Lo terrible es que hay un cambio de paradigma. Antes se metía presa a la gente para rescatarla socialmente. Ahora se busca la seguridad del ciudadano teniendo al que cometió un delito aunque sea menor, el mayor tiempo posible tras las rejas.

«El drama se incrementó en los últimos tres años ya que tenemos 9.000 nuevos presos en el Sistema. Hay 49 mil detenidos en un sistema que tiene 21 mil plazas penitenciarias. Hay 3.100 detenidos en comisarias cuando solo hay 1000 camastros».

-Pareciera que en Occidente cada vez más, la pobreza se intenta solucionar masacrando pobres.

Sí, como un fin anunciado y fatal, estos hacinamientos conducen a tragedias como la Masacre de Esteban Echeverría. En una comisaría bonaerense que la Justicia había clausurado y tenía capacidad para 12 internos, había 26, 10 de los cuales murieron en un incendio. Esto es una política criminal, un genocidio por goteo. Un año antes en la comisaria de Pergamino murieron 7 personas de la misma forma. Hablamos de vidas que no le importan a nadie. Una masacre lenta y sin primeras planas.

Son varios los muertos por día por la policía. Casi nadie tiene en cuenta lo que pasa en los neuropsiquiátricos, donde las estadísticas de muerte son mucho más elevadas que en la cárcel.

– ¿Cómo te impresiona la actitud del gobierno en esta causa que maneja el juez Ramos Padilla y cuya magnitud ustedes conocen? ¿Hasta cuándo puede ocultar que de una u otra manera está implicado?

Se debería esperar que un gobierno democrático, comprometido con las instituciones, actué de otra manera. Es decir, que colaborara con la Justicia.

Debería reflexionar con más tranquilidad. Acá hay dos posibilidades: la primera es que los servicios de Inteligencia están implicados; la otra, es que no están implicados pero desconocían lo que pasó pese a que se pudo poner en riesgo el orden democrático.
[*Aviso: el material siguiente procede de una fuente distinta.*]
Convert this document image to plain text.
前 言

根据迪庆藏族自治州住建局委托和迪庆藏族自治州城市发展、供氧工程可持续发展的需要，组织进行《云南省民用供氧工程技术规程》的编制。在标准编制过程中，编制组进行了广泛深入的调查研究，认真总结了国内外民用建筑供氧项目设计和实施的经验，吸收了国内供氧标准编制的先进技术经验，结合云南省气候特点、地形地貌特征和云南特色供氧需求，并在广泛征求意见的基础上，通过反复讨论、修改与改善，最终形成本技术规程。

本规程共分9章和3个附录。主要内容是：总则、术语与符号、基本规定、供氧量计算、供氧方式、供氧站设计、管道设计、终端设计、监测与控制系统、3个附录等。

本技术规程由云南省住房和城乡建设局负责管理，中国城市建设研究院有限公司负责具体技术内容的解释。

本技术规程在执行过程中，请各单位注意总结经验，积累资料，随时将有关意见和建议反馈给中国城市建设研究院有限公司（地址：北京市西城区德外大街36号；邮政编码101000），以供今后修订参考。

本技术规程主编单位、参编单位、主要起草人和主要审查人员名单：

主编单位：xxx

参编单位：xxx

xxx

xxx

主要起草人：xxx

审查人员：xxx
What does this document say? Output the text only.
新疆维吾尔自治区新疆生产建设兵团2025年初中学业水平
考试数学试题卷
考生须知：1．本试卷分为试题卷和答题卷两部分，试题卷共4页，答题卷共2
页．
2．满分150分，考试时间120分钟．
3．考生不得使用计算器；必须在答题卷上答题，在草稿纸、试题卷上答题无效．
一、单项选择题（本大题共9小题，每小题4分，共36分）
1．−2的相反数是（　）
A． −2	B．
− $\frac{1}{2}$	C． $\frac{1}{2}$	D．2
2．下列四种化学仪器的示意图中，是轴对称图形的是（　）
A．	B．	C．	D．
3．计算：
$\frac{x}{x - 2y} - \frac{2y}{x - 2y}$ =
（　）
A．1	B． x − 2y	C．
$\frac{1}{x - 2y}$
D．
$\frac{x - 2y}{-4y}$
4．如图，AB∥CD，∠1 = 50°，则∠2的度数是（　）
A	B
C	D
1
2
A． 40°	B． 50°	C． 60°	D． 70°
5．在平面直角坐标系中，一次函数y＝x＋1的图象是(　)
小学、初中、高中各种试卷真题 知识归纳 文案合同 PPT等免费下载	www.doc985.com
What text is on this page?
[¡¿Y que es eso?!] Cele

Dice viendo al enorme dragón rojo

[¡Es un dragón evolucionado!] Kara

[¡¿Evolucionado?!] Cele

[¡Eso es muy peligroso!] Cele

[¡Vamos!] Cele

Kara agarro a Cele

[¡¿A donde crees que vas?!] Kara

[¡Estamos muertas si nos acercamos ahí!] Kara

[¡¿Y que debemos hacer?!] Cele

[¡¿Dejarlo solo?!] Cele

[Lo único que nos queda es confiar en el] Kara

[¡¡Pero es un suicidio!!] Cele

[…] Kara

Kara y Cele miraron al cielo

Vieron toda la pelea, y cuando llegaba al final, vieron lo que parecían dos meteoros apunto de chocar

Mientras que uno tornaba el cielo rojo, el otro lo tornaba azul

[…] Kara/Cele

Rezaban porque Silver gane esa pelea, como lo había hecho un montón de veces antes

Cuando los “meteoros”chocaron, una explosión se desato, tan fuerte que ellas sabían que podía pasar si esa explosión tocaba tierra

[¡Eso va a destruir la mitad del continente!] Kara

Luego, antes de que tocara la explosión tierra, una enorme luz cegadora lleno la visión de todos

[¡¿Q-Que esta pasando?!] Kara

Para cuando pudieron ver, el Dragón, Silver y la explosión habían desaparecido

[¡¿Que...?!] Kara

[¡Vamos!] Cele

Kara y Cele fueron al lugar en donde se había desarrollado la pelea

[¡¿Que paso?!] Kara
En cualquiera de las opciones, se está hablando de una crisis enorme de los Servicios de Inteligencia. Lo menos que podría hacer es intervenirlos. En cambio se cierra, amenaza a quien investiga.

«Sí es claro que estamos ante una red de espionaje ilegal que trabaja con información de organismos estatales y extranjeros. Hay sectores que pregonan que dándole más poder al Estado que controla y vigila a todo el mundo, se mete en la vida de las personas, puede manejarse a toda una sociedad».